Look Out For… Shadows & Tall Trees 6 and Savage by Gary Fry

Look Out For… Shadows & Tall Trees 6

STT6

” A manifesto for horror in the short story form.

Shadows & Tall Trees is the flagship publication of Undertow Publications, a small press based near Toronto. In 2010 and 2013 the journal was a finalist for the British Fantasy Award for Best Periodical/Magazine. Featuring notable visionaries including Robert Shearman, Steve Rasnic Tem, Alison Moore, Nicholas Royle, and Nina Allan, the stories published in Shadows & Tall Trees have been selected for reprint in The Best Horror of the Year, The Best British Stories, The Year’s Best Dark Fantasy & Horror, Imaginarium: The Best Canadian Speculative Writing, The Year’s Best Australian Fantasy & Horror and Wilde Stories: The Best Gay Speculative Fiction.

Why we’re excited about this book: Shadows & Tall Trees is a magazine of literary horror (or horrifying literature, if you’d prefer) – it is now being published yearly as a book-length anthology. And what a fantastic book it looks to be. Edited by Michael Kelly (no slouch in the fiction department himself) the stories he selects are always intelligent, literate and scary. And there’s seventeen stories this time which, alongside Kelly’s passionate introduction, stand as a virtual manifesto for horror in the short story form. Some of the authors will no doubt be familiar to This is Horror readers – Robert Shearman, Conrad Williams, VH Leslie – but it’s a sign of a really good anthology or magazine that even the authors you’ve never heard of have stories as good as the big-shots and Shadows & Tall Trees always delivers in this department. If you’re as passionate about horror short stories as we are, then this really is a must buy.

And if you’re not passionate about short horror fiction then don’t worry, we won’t judge you. Much.

This book will appeal to: any and all fans of intelligent, literary horror.

Shadows & Tall Trees 2014 is out today from Undertow Publications.

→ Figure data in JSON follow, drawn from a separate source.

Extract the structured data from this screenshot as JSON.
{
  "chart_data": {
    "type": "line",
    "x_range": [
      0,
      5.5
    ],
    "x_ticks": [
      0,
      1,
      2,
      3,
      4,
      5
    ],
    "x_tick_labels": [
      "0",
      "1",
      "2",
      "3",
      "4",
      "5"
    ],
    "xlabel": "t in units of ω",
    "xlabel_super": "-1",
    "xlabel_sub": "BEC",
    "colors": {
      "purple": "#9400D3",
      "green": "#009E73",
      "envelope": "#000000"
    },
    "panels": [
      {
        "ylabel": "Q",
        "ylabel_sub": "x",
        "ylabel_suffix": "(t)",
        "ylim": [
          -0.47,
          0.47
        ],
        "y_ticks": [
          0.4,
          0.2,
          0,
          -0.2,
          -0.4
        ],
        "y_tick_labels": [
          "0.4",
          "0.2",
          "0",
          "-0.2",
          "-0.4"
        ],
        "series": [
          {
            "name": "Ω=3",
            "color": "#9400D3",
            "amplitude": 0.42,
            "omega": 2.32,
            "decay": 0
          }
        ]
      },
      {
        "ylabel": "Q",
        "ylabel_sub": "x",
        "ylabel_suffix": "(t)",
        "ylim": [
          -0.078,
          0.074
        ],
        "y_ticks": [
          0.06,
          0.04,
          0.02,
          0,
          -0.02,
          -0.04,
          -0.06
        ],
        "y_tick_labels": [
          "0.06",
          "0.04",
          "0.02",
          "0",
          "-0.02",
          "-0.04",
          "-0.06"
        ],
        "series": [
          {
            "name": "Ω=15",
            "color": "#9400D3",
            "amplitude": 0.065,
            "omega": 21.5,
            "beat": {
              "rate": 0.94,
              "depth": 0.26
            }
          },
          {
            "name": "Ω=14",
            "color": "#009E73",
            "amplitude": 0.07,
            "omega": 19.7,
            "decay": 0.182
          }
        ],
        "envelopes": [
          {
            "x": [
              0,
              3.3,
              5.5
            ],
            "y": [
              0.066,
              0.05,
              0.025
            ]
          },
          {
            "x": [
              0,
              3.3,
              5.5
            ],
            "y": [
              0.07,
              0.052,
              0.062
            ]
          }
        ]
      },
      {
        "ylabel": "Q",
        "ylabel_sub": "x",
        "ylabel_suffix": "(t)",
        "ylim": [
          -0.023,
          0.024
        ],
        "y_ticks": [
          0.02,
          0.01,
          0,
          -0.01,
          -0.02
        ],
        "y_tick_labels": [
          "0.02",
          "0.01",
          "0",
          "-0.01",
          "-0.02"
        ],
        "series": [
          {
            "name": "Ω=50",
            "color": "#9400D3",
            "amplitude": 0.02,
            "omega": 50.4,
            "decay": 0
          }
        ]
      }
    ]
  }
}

Look Out For… Savage by Gary Fry

savage“A wrong turn leading to a creepy town, a savage monster and psychological musings on human nature.”

Driving home one day from a conference, Daryl seeks a shortcut through a barren countryside. He chances upon a mysterious village whose residents seem rather odd. But they have something to show him—a creature so strange he can hardly believe it exists.

And that’s only the beginning of Daryl’s problems, as he seeks to escape something far worse than he can ever imagine.

Something utterly horrific and extremely savage.

Why we’re excited about this book: It’s almost impossible to keep up with the output of Gary Fry; it seems almost every month there’s a new book out where he merges the ideas from the Lovecraft/Blackwood tradition with a thoroughly modern style. And here’s another one; a new novella from Darkfuse. It sounds a cracking read – a wrong turn leading to a creepy town, a savage monster and psychological musings on human nature. One highlight of Fry’s fiction is the way he dovetails the terrifying plot of this story with intellectual and philosophical concerns. And horror, from Frankenstein and Doctor Jekyll & Mister Hyde, through The Bodysnatchers and beyond, has always been the go-to genre for examining questions about ‘the outsider’, about ‘the other’. Horror’s monsters are a way of making ourselves question what it is that makes us human.

God knows how Fry keeps writing such good stuff at such a pace. Maybe there is no ‘Gary Fry’ but a global collective of mad scientists, kidnapped horror writers off their collective heads on experimental, military-grade hallucinogens, and an infinite amount of monkeys.

Or maybe he just doesn’t sleep much. But let’s hope he keeps it up, either way.

This book will appeal to: readers who like to do some philosophical pondering whilst also being scared silly

Savage is out on 10 June 2014 from Darkfuse.